A jubilant 17-hour celebration drew a million people to the nation’s capital over Easter weekend
In what Christian leaders hailed as a historic event, a million believers from various denominations in Mexico united over the Easter weekend to proclaim Christ in the country’s capital.
Observers say the Mexico City gathering–which evangelicals deemed inconceivable just 12 years ago because of anti-Protestant laws
in the predominantly Roman Catholic nation–reflects the growing revival that is sweeping through Latin America, where the great majority of believers are Pentecostals.
On April 19, pastors, ministry leaders and lay people representing more than 20,000 churches converged in the world’s largest city–population more than 23 million–for Marcha de Gloria, or March of Glory.
“This is a historic day in Mexico,” said Carlos Quiroa, 42, who helped start the march in the early 1990s. The pastor of Strong Tower Church, a 1,000-member charismatic congregation in Mexico City, added: “This meeting is the largest meeting ever of Christians [in Mexico].”
Celebrating the resurrection of Jesus, the March for Jesus-type event featured a 10-mile procession on Reform Avenue, one of the city’s main thoroughfares, which saw four of its eight lanes closed to traffic for the march. Costing $300,000 and financed by numerous churches and ministries, the massive 17-hour event required hundreds of police and security personnel.
“I’ve never seen anything like this,” said Maricela Ramírez, whose husband, Jaime, pastors 350-member Nueva Vida Foursquare Church in Santa Barbara, Calif.
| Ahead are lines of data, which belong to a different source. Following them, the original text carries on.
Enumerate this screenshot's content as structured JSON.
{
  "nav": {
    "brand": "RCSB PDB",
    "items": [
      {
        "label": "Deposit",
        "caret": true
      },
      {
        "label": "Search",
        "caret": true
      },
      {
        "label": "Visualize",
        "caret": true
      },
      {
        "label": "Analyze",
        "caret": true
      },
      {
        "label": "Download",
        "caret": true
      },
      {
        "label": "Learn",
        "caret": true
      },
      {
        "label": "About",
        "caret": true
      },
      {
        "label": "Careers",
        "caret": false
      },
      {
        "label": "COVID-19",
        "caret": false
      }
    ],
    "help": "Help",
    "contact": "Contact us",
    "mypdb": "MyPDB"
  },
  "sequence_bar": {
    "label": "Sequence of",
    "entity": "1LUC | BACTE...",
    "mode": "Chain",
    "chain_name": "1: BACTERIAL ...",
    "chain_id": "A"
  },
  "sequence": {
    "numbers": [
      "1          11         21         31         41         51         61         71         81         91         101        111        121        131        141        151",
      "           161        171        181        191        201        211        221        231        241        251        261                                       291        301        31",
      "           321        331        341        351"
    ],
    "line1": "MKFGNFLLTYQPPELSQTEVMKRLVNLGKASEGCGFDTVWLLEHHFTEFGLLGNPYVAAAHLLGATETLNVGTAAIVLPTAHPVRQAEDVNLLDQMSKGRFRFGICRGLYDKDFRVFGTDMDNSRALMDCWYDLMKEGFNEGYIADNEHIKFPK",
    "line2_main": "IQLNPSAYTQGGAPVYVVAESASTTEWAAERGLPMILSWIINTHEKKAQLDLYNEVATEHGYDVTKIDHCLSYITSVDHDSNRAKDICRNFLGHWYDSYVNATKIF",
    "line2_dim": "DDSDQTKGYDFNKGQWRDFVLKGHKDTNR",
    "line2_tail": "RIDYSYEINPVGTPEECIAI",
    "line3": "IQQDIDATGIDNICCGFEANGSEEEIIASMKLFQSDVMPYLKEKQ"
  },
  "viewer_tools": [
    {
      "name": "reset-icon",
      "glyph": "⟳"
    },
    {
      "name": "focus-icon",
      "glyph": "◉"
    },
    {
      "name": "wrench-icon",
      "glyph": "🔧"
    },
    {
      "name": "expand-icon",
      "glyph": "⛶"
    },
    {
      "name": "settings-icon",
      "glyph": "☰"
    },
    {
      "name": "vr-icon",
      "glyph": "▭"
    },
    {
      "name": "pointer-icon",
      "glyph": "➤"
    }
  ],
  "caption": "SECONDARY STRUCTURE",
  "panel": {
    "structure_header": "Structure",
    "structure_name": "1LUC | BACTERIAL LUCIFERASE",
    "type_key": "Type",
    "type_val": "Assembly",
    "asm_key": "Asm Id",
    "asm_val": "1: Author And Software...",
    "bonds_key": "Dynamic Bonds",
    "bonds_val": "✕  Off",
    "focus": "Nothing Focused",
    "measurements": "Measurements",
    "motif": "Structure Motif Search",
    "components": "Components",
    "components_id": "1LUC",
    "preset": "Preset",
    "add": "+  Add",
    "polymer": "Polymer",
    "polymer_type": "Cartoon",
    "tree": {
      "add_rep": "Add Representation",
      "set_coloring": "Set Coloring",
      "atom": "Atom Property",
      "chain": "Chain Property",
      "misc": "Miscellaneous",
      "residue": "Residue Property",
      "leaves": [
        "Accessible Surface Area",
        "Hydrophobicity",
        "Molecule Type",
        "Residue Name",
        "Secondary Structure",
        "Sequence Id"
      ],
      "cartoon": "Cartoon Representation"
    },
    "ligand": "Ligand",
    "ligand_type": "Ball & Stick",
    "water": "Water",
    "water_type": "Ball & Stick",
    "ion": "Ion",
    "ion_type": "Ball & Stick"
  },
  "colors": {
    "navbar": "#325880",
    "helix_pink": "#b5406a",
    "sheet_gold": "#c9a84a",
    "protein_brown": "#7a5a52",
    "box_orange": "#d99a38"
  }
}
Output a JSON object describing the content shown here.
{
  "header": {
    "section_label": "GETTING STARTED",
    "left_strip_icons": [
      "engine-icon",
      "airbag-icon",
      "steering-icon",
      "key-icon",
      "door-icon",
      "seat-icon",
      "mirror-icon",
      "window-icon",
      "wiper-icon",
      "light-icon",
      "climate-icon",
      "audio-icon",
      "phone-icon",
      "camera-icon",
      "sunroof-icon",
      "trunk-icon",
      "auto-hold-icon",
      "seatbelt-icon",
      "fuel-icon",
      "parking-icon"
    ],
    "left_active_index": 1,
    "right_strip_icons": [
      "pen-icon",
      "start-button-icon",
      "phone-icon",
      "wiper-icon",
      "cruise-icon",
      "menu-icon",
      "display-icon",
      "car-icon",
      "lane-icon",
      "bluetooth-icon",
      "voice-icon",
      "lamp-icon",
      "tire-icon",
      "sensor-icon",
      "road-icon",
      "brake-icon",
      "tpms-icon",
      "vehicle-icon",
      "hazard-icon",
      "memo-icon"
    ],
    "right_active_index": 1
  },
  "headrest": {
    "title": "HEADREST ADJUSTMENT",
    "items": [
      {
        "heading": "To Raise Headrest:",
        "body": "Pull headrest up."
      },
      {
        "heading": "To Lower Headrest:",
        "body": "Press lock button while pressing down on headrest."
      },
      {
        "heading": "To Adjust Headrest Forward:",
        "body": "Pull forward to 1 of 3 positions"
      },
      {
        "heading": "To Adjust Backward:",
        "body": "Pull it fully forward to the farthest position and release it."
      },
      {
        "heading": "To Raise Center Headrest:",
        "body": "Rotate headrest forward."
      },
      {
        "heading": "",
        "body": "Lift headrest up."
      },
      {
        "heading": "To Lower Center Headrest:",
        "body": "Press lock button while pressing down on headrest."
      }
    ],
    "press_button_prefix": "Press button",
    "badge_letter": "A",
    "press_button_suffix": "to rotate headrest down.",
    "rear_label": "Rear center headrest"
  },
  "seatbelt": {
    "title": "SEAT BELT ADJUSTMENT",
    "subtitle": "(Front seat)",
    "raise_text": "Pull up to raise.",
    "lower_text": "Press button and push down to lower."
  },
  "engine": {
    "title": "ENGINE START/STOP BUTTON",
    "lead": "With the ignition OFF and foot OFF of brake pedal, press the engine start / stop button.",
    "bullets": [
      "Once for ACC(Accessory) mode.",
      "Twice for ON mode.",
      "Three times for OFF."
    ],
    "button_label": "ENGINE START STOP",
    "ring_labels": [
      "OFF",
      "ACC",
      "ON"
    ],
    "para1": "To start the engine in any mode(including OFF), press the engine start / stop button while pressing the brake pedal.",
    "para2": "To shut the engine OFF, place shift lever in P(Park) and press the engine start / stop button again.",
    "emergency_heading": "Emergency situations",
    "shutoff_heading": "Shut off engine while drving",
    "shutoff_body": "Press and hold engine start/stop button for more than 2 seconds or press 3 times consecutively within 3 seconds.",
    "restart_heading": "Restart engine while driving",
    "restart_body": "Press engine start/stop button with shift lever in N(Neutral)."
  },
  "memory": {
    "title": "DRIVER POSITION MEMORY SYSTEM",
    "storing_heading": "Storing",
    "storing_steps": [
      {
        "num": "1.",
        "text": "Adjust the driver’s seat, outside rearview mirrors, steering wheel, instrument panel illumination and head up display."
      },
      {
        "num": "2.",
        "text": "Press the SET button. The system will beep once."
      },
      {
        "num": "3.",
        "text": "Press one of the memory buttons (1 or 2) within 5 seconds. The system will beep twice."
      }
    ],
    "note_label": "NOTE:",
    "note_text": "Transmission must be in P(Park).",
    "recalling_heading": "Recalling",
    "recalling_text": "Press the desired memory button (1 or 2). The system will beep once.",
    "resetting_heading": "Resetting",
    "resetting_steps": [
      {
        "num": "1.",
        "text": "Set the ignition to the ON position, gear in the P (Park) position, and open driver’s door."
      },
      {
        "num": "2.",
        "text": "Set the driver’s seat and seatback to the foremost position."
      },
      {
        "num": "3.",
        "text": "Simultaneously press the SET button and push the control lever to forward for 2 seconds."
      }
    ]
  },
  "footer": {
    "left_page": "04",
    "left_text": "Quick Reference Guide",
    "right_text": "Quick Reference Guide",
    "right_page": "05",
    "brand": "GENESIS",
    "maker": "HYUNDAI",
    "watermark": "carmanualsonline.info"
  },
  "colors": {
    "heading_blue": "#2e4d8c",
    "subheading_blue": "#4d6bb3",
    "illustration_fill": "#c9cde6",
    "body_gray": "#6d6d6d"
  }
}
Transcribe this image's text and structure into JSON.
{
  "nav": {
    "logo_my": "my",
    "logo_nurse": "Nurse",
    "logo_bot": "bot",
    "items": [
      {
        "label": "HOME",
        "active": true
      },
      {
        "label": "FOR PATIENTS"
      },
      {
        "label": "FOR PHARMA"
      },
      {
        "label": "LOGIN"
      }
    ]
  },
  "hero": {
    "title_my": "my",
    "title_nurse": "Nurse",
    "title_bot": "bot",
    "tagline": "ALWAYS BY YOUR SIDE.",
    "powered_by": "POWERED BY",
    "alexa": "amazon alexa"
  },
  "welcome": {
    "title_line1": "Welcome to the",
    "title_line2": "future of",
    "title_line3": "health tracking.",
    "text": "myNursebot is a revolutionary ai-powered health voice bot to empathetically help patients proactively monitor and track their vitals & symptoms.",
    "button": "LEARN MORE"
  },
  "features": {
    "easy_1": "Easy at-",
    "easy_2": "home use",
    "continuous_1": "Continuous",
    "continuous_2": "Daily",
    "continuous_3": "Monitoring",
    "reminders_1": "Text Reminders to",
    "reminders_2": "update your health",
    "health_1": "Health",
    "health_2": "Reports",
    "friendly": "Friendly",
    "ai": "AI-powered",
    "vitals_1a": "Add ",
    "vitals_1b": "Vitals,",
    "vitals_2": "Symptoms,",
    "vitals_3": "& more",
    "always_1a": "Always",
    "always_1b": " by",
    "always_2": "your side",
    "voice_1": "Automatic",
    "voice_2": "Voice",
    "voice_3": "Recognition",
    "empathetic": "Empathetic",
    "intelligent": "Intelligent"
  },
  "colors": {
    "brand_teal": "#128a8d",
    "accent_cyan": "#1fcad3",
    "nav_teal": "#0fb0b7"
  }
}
The couple had traveled to Mexico City along with California-based Argentinean evangelist Alberto Mottesi, who was the main speaker.
“It’s impressive that all of these people are here to lift up the name of Jesus,” Ramírez told Charisma as she surveyed the huge procession. “Mexico City will not be the same after this.”
The march–which took three hours to complete–featured a praise band and 400 dancers in white and green uniforms. Young and old alike carried Christian signs, banners and balloons with Scripture verses.
Broadcast live on 130 Christian radio stations throughout Mexico, the march culminated at the Zócalo. The city’s main square, it features the National Cathedral–headquarters of the country’s Catholic Church–and the National Palace, the office of the president and Mexico’s lawmakers.
“The march ends here because it’s the historical, political and religious heart of all of Mexico,” said Cecelia Pezet, 49, pastor of a 500-member full gospel church in Mexico City who, with her sister, Mercedes, launched the march with Quiroa.
The rally–which began at 6 p.m. April 19 and ran through 7 a.m. the following day–featured continuous praise and worship, prayer and preaching. The all-night vigil rivaled the excitement and atmosphere of a Latin American championship soccer game, as the majority of the participants stood, danced, raised their hands and shouted “Christ is alive” and “Make way for Jesus Christ”–the theme of the seventh annual event.
“Christ who walked in Israel 2,000 years ago is here today,” Mottesi told the massive crowd during a steady drizzle. “I’ve come here to tell you that there is a great revival happening in all of Latin America, including the Mexican republic,” he said.
Mottesi, 61, is among Latin America’s leading evangelists, and his influence is often compared to Billy Graham’s. “Mexico is about to have one of the biggest revivals in the history of Christianity,” he told the crowd.
Quiroa said Mexican Christians look forward to the gathering every year. “This time of year is for vacations, but the Christians stay here, and they prefer to go to the march,” said Quiroa, who estimated that about 50,000 people have accepted Christ through the marches. “They expect miracles and healings. There are many people who bring their unsaved family members to the march in order to bring them to God.”
The thousands gathered at the Zócalo erupted in a loud roar, even as the rain came down harder. “Nobody is leaving, despite the rain,” said Antonio Reza, 40, pastor of a Hispanic Southern Baptist Church in Moreno Valley, Calif., who attended the event as part of Mottesi’s team. “They’re so hungry for the power and presence of God. It’s amazing.”